Cela a duré longtemps.
La peur a duré longtemps.
Et, plus longtemps encore, cela qui se tient dans l’au-delà de la peur et dont la peur se nourrit et engraisse et grossit et s’affaisse, dura.
Or, sache, je devins le Roi de ma peur.
Or, encore, sache : je devins le suzerain incontesté du royaume de ma peur. Dans l’odeur immense du cadavre d’âne, sous le dais de cette puanteur où les mouches forment grelots et franges sombres tintinnabulantes, je tiens cour. A mes pieds passe le cortège de la nuit, passent ses fifres, ses buccins, passent ses esclaves musiciens liant aux arbres torturés l’aile des lyres éoliennes, passent ses pages et ses aides de camp, et ses armées passent, et ses écoles de prêtrise avec ses écoles de traîtrises, passent ses formes et ses forces, passent ses monstres et ses masques – et je tiens cour. Jalousement, et dans l’irritation et l’arbitraire, je tiens cour et mon règne n’est par nul discuté, mon règne jaloux et méchant, mon règne de tortures et de crabes, mon règne immémorial sur le trône de la nuit.
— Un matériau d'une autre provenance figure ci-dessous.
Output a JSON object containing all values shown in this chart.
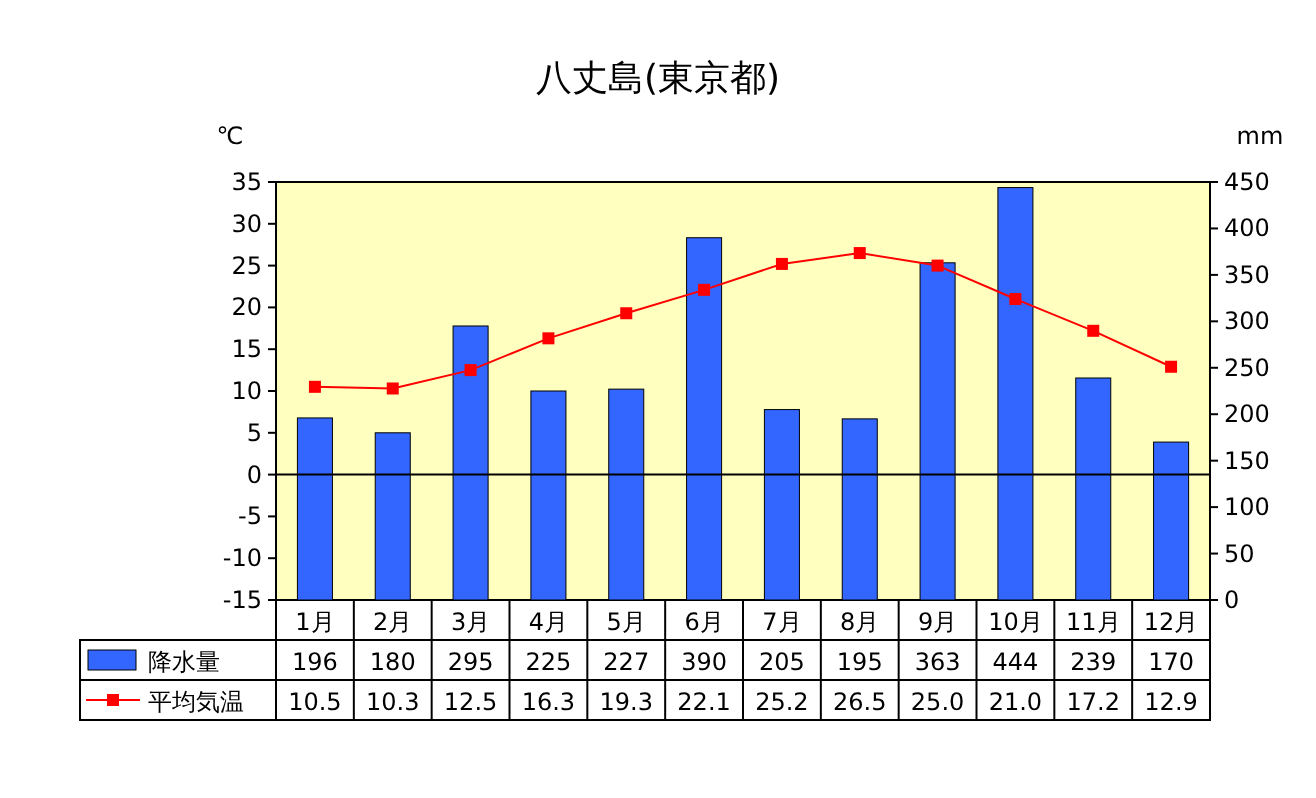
{
  "chart_data": {
    "type": "bar",
    "title": "八丈島(東京都)",
    "ylabel": "℃",
    "y2label": "mm",
    "categories": [
      "1月",
      "2月",
      "3月",
      "4月",
      "5月",
      "6月",
      "7月",
      "8月",
      "9月",
      "10月",
      "11月",
      "12月"
    ],
    "series": [
      {
        "name": "降水量",
        "axis": "y2",
        "color": "#3366ff",
        "values": [
          196,
          180,
          295,
          225,
          227,
          390,
          205,
          195,
          363,
          444,
          239,
          170
        ],
        "value_labels": [
          "196",
          "180",
          "295",
          "225",
          "227",
          "390",
          "205",
          "195",
          "363",
          "444",
          "239",
          "170"
        ]
      },
      {
        "name": "平均気温",
        "type": "line",
        "color": "#ff0000",
        "marker": "square",
        "values": [
          10.5,
          10.3,
          12.5,
          16.3,
          19.3,
          22.1,
          25.2,
          26.5,
          25.0,
          21.0,
          17.2,
          12.9
        ],
        "value_labels": [
          "10.5",
          "10.3",
          "12.5",
          "16.3",
          "19.3",
          "22.1",
          "25.2",
          "26.5",
          "25.0",
          "21.0",
          "17.2",
          "12.9"
        ]
      }
    ],
    "ylim": [
      -15,
      35
    ],
    "yticks": [
      -15,
      -10,
      -5,
      0,
      5,
      10,
      15,
      20,
      25,
      30,
      35
    ],
    "y2lim": [
      0,
      450
    ],
    "y2ticks": [
      0,
      50,
      100,
      150,
      200,
      250,
      300,
      350,
      400,
      450
    ],
    "ref_lines": [
      {
        "axis": "y",
        "value": 0,
        "color": "#000000"
      }
    ],
    "legend": "bottom",
    "grid": false
  }
}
Chaque jour, et chaque nuit : dans le cœur même du jour, je tiens cour et le jour se soumet à moi, son genou dans la poussière et mon pied sur sa nuque, avec le bruit de ma peur et celui de la source pour chambellans opinant de la tête à la soumission et de la soumission prenant inscription sur le grand livre des annales de mon règne.
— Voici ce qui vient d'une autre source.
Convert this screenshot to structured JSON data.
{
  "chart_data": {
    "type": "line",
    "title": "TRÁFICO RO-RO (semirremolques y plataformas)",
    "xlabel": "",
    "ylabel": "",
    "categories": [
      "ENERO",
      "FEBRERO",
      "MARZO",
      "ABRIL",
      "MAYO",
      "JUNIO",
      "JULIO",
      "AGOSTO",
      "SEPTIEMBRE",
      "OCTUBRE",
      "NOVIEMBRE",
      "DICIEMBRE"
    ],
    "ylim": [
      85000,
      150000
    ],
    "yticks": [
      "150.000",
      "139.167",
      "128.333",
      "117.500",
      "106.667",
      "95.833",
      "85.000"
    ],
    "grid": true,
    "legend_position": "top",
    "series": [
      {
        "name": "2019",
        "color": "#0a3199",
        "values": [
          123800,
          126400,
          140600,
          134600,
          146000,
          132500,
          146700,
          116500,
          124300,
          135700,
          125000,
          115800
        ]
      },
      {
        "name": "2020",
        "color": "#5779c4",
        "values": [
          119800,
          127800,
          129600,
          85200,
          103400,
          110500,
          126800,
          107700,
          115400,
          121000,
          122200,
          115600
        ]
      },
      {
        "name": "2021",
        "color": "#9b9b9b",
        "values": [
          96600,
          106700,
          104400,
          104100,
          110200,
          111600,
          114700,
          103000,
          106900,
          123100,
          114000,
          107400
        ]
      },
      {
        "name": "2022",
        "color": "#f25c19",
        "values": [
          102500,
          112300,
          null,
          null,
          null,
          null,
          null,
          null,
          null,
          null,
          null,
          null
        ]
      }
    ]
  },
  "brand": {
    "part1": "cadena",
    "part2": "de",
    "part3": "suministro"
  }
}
Parfois, il pleut : mais la pluie encore a part à mon règne. La pluie d’ici, elle est colère épouvantable. Elle établit la nuit dans le cœur du jour et elle y imprime ses talons. Elle saisit le jour, elle le piétine, elle le foule et le pétrit et elle en tire le jus mauve de la nuit noire. Sous la pluie, sous son poids, ce qui est n’est que sa peur dans l’odeur écœurée de la sueur, et les grands arbres crient, les herbes crient dans le hurlement du silence outré.
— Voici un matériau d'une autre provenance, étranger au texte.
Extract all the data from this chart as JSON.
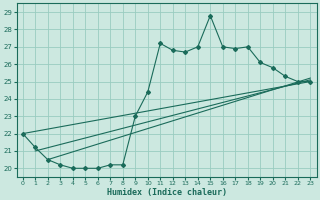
{
  "xlabel": "Humidex (Indice chaleur)",
  "bg_color": "#cce8e0",
  "grid_color": "#99ccc0",
  "line_color": "#1a6b5a",
  "xlim": [
    -0.5,
    23.5
  ],
  "ylim": [
    19.5,
    29.5
  ],
  "yticks": [
    20,
    21,
    22,
    23,
    24,
    25,
    26,
    27,
    28,
    29
  ],
  "xticks": [
    0,
    1,
    2,
    3,
    4,
    5,
    6,
    7,
    8,
    9,
    10,
    11,
    12,
    13,
    14,
    15,
    16,
    17,
    18,
    19,
    20,
    21,
    22,
    23
  ],
  "main_line": {
    "x": [
      0,
      1,
      2,
      3,
      4,
      5,
      6,
      7,
      8,
      9,
      10,
      11,
      12,
      13,
      14,
      15,
      16,
      17,
      18,
      19,
      20,
      21,
      22,
      23
    ],
    "y": [
      22.0,
      21.2,
      20.5,
      20.2,
      20.0,
      20.0,
      20.0,
      20.2,
      20.2,
      23.0,
      24.4,
      27.2,
      26.8,
      26.7,
      27.0,
      28.8,
      27.0,
      26.9,
      27.0,
      26.1,
      25.8,
      25.3,
      25.0,
      25.0
    ]
  },
  "regression_lines": [
    {
      "x": [
        0,
        23
      ],
      "y": [
        22.0,
        25.0
      ]
    },
    {
      "x": [
        1,
        23
      ],
      "y": [
        21.0,
        25.1
      ]
    },
    {
      "x": [
        2,
        23
      ],
      "y": [
        20.5,
        25.2
      ]
    }
  ]
}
La pluie, ici, elle ne lave rien : elle arrache.
La pluie, ici, elle ne lave rien : elle extirpe et éviscère et elle éventre.
Puis elle secoue son mufle et elle hennit. Sur toutes choses, elle fait passer le vent fou de son hennissement. Et j’ai vu les arbres hurler sous la pluie, et les herbes hurler, et les roches avec les hôtes des arbres, des herbes et des roches, et ceux du ciel également, les intimes du soleil et du vent : la même peur, la même horreur venue de la nuit, venue des dangers de la nuit, des yeux écarquillés qui guettent la moindre faiblesse, le premier faux-pas – le même arrachement hurlant.
Je suis Roi : la pluie a couleur de ma peur, elle est ivre autant que la nuit, et brillante plus que le soleil, et mauvaise plus qu’un fauve mauvais, et ouverte également, plus que toute gueule ouverte prête à mordre dans la crampe et la crispation des muscles tendus.
Chaque nuit, mon royaume s’étendait. Il gonflait, il enflait et se tendait comme une hydropisie. Chaque nuit – et que sais-tu, toi, de l’étendue et de son extension, toi qui ne connais que la façon dont s’étendent, dans la capitale, les ombres sur les rues aux arbres faux, et dans les chambres aux cœurs faux et aux draps blancs ? et la façon encore dont tu étends ta vie entre le mât du juste et l’autre mât de l’injustice où elle bave et rit et craque ainsi qu’une lessive carrée dans sa propreté et sa propriété ? – mille nouveaux sujets me prêtaient allégeance, et, de provinces, mille, et de contrées et de fleuves et de saisons, mille et mille et mille fois, et de collines, et de vergers, et de champs de bataille, de grèves de gravier et d’autres de galets, mille fois plus encore, et de déserts, et de charniers : mille, dans leur nouveauté et leur étendue, dans leur soumission et leur adhésion et leur assimilation. Comme tapis déployés d’un geste de l’épaule avec celui de la main qui l’accompagne et vois ! le bleu ici avec le vert lié, et le presque rose au rebord du presque or, et cette forme complexe ici achevée en plusieurs formes simples de dessin simple, avec le rouge aussi, et l’autre bleu plus bleu que bleu, et le pourtour est de frange ou de galon. Comme –
Chaque nuit, mille sujets nouveaux : mille ronces, mille dragons, mille peurs enfantant des peurs.